After the dust settles on this issue – it will eventually, once a few regulation heads roll in the security establishment and the inevitable “high level probe” is ordered by the authorities – I wonder whether we will find time to address some other disturbing questions arising out of this incident. Questions that have been lurking round the corner for some time now, begging to be answered, but which we refuse to even acknowledge because we don’t want to be disturbed from the happy stupor we’ve fooled ourselves into.
These are questions that ask us to look into the mirror – and answer whether the face we see in it belongs to an aficionado of a gentleman’s game, or to an intolerant, parochial and foul-mouthed ruffian.
These are questions that ask us why, when we accept that zonal chauvinism is unhealthy for the game, we still unabashedly hold on to our own little regional biases. These are questions that ask us why we complain of racism against our cricketers overseas, when we ourselves have populated the North Stand of the Wankhede Stadium and perpetrated nasty racial abuse against a touring West Indies team. These are questions that ask us why, instead of glowing with pride that Mohammad Kaif, a young son of a railway ticket inspector from Eastern UP, has risen to represent India on the international stage, we readily deface the house that his family stays in every time he performs below our expectations.
These are questions that ask us to step out of the veil of devotion to the game which we’ve been hiding behind all this time. And expose ourselves for the fanatics that we are – not cricket fanatics, just ordinary ones.

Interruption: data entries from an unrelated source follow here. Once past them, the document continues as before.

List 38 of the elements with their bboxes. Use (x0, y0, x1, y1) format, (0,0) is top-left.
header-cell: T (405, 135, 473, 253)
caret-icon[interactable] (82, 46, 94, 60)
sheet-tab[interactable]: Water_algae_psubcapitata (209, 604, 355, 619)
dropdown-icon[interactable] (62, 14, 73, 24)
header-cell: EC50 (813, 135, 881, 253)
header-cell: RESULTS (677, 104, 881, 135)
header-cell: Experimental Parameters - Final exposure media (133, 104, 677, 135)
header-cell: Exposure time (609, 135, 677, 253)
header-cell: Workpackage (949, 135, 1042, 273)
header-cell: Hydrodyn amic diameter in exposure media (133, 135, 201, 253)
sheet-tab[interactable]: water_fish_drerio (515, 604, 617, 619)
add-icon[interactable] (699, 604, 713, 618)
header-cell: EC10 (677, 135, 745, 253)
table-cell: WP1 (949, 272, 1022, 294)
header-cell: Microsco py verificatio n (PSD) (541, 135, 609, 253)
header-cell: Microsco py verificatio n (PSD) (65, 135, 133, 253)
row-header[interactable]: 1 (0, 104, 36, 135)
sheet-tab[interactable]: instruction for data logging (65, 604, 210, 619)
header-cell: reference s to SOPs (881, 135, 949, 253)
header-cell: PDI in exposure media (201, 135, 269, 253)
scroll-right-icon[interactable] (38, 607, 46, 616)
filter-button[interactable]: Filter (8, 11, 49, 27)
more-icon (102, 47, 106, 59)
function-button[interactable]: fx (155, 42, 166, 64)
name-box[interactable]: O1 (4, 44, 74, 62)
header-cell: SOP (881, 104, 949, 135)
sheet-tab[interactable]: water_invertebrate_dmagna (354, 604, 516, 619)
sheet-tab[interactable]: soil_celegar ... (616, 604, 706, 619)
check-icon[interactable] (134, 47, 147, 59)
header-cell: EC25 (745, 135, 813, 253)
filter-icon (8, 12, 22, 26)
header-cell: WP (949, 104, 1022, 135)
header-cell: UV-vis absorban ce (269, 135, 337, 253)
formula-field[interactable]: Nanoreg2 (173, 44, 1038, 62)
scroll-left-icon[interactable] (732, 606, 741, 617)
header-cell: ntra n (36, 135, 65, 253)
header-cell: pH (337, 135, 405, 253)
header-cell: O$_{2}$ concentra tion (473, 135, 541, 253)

I remember that during my engineering exams, I always hoped that the questions on sections of the syllabus I had not read through would be in the “optional” part of the question paper – I’d avoid them, and still get through. But there was always the fear of them appearing in the dreaded “compulsory” section, which meant a huge penalty for not answering them.
For long, we as the cricket-following public have tried to play the same game – hoping that these uncomfortable questions will be optional, that we’ll get by without answering them. Unfortunately, as the bigotry and crudeness that has become a part of almost everything in our lives, now takes over even our cricket, these questions are slowly creeping in to the “compulsory” section.
We better start preparing to answer them now, we better try to change the ugly face of the person we see when we look into the mirror – the penalty, otherwise, might be larger than we can bear.